In QuotedData’s morning briefing 18 May 2021:
- Syncona highlights results from one of its holdings – Freeline. Its chief executive says they are encouraged by the progress seen in patient identification and screening in its FLT190 Phase 1/2 dose-finding trial for the treatment of Fabry disease; they are advancing their FLT201 programme for the treatment of Gaucher disease Type 1 into the clinic, in a Phase 1/2 dose-finding study, which they plan to initiate by year-end; and their FLT180a programme for the treatment of Hemophilia B continues to progress and they will initiate the dose-confirmation trial later this year.
- Fitch Ratings has published its first credit rating for Sirius Real Estate, resulting in a BBB rating with a stable outlook (Long-Term Issuer Default Rating).
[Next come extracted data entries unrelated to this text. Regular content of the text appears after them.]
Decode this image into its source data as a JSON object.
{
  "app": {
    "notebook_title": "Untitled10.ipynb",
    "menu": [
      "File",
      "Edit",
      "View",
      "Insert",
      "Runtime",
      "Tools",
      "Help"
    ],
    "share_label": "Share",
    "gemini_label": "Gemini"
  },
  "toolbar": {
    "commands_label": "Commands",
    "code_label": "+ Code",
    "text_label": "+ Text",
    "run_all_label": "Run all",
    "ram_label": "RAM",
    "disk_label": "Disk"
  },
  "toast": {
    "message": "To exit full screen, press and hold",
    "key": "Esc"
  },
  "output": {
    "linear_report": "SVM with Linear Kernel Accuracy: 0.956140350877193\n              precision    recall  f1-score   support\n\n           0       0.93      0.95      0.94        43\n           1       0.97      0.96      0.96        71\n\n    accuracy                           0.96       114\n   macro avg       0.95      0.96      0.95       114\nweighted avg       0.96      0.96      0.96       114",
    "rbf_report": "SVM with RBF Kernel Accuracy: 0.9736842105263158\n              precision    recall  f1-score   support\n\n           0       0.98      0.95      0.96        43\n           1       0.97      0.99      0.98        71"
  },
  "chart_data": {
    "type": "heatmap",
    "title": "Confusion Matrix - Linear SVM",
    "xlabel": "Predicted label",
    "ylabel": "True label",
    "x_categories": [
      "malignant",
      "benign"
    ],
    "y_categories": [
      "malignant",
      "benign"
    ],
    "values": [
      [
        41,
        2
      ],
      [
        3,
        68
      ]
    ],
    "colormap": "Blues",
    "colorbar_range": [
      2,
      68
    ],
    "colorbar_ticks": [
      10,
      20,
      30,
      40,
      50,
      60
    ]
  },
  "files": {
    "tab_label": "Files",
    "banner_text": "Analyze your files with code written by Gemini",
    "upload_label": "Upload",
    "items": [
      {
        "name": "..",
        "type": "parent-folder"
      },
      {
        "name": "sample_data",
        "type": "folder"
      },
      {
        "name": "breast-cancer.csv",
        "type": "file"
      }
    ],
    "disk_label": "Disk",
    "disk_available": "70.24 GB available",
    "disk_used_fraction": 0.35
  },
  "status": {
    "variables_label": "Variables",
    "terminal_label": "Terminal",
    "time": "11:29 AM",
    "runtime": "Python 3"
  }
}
- Trian Investors 1, the vehicle set up by Nelson Peltz, Ed Garden and Peter W. May to invest in Ferguson plc, wants to buy back up to $20m of its shares, explore other opportunities and introduce an incentive scheme for its managers. In addition, Trian Investors 1 Subscriber, LLC, a company owned by Trian’s partners and their affiliates, will buy up to a additional $10m worth of Trian Investors 1’s shares – the aim is to reduce the discount. A proposed change to its investment objective would also allow the company to take control of its investments – converting it into something more like a special purpose acquisition company (SPAC).
- Highbridge Tactical Credit will return £14,682,460.96 (equivalent to 83p per share) to shareholders on 20 May 2021, by way of a compulsory partial redemption of ordinary shares.
We also have news of acquisitions by JLEN Environmental and Warehouse REIT and interim results from Tritax EuroBox.